Many Americans think in the way that I've described, and they aren't all conservatives. Some conservatives are open to complexity, and some liberals are unwilling to think any way but simply. The gulf isn't the Left vs. the Right: it's the extremes vs. the middle. Fact is, it's not hard to look around Newsvine for self-described liberals who sound just like I do above, asserting in fiery tones what "the problem with Republicans" without specifying who they're talking about. America's moderates are more likely to see things in complex terms, because more have avoided falling into a black-and-white worldview. Meanwhile, hard-line partisans are less likely to accept compromise, or consider all the evidence, or listen to their opponents. And it is the hard-liners who represent the political backbones of their respective parties.
I call this simplifying process "sockpuppet politics," because these sort of arguments evoke the following image in my mind: the simplifiers are wearing sockpuppets, and whenever they want to make a point about some other group (political parties, social classes, etc.), they debate with the puppet and make sure the puppet says the stupidest things possible to make sure it's a one-sided debate. Why debate with a real candidate when you can debate with the SNL parody of that candidate? The latter is always easier.
Even better, why debate a real person? The specters and boogeymen of political rhetoric often have their role grossly exaggerated or don't exist in the first place. The 'Muslims who want to take over America,' for example, are not a real group, much less a real threat. There is not a vast Muslim conspiracy to populate America and change the money to say "In Allah We Trust." But that doesn't stop the likes of Rep. Virgil Goode from evoking such imagery.

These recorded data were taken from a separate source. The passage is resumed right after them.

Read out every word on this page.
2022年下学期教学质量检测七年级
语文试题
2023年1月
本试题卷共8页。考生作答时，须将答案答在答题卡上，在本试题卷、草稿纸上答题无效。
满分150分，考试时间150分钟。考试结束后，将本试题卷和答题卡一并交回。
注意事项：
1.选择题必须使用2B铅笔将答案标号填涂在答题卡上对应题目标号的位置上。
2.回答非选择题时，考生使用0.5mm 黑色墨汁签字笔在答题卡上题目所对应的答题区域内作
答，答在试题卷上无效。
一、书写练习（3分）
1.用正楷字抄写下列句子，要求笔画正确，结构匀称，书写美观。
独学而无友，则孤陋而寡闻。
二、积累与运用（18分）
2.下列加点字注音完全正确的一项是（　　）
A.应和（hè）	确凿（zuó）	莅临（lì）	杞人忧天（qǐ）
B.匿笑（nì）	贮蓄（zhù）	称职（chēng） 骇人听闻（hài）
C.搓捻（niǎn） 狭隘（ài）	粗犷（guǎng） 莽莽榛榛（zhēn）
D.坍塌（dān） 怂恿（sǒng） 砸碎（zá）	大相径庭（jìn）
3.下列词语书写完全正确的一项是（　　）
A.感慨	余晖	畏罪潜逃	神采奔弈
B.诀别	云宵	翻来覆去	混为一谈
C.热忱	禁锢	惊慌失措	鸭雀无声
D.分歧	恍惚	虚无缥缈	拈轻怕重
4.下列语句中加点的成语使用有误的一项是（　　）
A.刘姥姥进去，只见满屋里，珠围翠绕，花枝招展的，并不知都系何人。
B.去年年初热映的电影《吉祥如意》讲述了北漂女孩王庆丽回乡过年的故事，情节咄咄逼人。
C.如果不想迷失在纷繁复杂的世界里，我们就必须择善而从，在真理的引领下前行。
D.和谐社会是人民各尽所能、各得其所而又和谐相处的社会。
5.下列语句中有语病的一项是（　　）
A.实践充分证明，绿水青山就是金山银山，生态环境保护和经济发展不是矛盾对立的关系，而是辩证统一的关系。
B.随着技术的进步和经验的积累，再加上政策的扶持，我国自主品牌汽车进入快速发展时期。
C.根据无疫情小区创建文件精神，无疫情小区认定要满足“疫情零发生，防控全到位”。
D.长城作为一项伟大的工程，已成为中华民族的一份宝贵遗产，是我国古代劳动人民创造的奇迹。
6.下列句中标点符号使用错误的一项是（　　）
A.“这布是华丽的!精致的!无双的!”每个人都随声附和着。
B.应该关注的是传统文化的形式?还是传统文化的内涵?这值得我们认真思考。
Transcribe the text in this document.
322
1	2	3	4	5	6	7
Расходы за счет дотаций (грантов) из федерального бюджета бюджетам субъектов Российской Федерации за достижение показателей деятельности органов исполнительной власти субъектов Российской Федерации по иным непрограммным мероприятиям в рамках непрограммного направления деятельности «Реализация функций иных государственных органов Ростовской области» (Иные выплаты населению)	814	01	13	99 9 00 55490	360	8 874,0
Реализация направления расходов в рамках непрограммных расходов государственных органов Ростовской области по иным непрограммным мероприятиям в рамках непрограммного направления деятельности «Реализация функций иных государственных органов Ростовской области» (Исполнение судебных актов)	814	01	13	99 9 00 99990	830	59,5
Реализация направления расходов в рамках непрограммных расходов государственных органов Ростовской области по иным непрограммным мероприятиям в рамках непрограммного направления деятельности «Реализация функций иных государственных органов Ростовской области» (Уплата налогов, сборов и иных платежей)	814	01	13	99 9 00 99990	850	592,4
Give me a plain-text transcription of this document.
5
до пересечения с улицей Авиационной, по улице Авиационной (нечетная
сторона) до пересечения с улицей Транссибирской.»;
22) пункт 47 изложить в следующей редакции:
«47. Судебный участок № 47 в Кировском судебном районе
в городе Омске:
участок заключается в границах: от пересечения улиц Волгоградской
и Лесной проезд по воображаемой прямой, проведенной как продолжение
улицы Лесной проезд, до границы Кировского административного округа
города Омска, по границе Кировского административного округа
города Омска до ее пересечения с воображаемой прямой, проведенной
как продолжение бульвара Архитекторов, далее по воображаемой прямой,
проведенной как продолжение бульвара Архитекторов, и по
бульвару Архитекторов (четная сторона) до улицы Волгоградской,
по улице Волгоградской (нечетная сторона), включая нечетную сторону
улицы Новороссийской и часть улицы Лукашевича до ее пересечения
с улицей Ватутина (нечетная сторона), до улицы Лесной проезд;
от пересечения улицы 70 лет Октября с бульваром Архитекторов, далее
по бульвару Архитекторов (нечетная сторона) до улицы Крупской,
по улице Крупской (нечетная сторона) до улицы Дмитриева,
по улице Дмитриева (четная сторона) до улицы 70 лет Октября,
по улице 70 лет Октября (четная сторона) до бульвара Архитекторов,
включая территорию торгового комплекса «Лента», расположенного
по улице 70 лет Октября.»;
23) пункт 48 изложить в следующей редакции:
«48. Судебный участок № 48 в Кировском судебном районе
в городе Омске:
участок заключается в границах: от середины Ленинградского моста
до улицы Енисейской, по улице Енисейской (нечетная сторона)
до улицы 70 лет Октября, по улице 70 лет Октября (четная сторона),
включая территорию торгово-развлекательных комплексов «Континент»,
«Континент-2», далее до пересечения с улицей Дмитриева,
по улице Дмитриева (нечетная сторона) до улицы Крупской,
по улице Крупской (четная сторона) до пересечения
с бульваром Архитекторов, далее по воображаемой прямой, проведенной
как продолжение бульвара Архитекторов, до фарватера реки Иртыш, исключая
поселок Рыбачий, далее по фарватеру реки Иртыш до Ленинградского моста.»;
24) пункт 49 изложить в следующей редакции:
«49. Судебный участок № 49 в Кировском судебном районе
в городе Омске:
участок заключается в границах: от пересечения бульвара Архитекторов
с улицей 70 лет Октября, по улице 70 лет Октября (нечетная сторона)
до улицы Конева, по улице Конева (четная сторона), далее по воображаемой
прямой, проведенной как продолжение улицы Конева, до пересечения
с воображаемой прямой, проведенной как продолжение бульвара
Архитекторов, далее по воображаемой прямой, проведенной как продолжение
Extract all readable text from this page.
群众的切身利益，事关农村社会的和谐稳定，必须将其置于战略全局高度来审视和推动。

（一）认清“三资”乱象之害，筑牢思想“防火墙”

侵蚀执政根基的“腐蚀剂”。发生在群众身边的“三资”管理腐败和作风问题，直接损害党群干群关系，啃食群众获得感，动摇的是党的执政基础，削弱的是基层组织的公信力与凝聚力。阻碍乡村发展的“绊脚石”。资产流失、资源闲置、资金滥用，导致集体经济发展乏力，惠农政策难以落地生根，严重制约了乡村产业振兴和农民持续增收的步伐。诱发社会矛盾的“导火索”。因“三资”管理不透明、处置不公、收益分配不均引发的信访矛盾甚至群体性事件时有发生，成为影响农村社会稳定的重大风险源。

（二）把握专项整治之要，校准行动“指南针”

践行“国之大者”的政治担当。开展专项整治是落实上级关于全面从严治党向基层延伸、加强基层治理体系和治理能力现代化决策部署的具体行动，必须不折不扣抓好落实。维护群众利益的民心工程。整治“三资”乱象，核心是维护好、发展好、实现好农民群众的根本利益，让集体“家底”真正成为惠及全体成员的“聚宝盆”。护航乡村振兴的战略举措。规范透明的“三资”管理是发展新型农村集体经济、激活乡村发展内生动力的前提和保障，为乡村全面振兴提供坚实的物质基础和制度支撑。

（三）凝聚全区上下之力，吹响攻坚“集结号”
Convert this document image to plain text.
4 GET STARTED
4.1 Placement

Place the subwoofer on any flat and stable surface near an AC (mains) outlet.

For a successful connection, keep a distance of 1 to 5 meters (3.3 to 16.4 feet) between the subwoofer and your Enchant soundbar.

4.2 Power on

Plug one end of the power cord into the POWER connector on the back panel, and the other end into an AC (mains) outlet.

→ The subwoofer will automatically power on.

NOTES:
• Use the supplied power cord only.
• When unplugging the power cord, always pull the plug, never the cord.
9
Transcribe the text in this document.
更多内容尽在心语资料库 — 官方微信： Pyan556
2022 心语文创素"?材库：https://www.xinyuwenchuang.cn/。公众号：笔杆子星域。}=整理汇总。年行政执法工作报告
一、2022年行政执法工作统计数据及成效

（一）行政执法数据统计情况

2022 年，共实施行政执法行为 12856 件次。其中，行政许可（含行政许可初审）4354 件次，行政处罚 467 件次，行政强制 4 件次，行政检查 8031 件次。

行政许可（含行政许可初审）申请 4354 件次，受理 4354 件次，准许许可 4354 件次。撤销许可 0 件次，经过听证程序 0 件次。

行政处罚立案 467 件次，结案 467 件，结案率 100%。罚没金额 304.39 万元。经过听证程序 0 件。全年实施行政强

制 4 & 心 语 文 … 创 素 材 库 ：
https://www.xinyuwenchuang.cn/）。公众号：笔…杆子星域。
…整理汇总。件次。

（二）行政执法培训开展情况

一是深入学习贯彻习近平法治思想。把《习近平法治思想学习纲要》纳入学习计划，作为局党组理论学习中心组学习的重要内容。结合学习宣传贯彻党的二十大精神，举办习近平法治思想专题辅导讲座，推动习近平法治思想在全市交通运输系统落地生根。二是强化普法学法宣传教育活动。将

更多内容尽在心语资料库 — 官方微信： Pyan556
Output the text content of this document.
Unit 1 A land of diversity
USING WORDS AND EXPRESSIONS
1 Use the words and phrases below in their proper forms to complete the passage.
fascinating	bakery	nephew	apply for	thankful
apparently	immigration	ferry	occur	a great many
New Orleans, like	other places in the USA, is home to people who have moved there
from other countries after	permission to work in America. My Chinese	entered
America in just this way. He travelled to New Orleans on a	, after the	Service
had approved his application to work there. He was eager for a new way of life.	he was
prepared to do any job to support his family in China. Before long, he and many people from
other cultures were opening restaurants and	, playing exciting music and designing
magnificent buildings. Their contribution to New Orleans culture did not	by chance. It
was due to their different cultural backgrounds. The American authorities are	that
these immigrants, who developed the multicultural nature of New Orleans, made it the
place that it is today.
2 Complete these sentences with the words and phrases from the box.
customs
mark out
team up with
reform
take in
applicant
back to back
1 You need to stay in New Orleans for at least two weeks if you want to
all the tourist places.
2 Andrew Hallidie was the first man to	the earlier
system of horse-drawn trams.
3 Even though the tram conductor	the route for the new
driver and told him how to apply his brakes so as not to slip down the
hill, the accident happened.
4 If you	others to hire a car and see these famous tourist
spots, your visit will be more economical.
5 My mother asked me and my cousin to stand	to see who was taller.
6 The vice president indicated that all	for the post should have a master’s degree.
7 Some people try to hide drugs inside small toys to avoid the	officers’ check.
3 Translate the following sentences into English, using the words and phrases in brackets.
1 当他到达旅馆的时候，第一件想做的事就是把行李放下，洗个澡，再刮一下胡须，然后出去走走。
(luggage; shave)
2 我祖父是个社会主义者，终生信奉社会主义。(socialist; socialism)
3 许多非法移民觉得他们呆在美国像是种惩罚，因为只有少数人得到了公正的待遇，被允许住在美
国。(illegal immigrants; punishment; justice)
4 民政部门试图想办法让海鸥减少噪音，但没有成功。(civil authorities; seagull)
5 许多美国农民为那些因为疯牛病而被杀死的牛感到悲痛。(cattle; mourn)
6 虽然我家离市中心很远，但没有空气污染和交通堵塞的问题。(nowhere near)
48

I think that simplification is something that Republican politicians are more likely to indulge in than Democratic politicians. There is a common misconception, for example, that "simple government" means "small government," as is evidenced by conservative support for "simple" programs like No Child Left Behind, whose bureaucratic complexity is actually staggering. But the problem of simplistic thinking is something both parties have in bulk among voters.
My position is (predictably) that everything is complicated. Making wise decisions, I think, comes only from doing the research, getting the data, and applying the findings. If any other process gets good results, it's luck. Things don't work the way they should (or else things like car accidents, software crashes, and hyperinflation wouldn't exist). Things work the way they work, and they do it anything but simply. Anyone who claims to have a simple solution to any big problem is selling snake oil. And anyone who describes large groups of people in single, unqualified sentences is probably at least a little bit wrong.
Again, my apologies to self-described conservatives reading this. I'll admit that this could be taken as trolling. By showing the problem in action, I hope to have made clear what it is I'm talking about. When you know what to look for, this kind of simplification starts to pop up everywhere.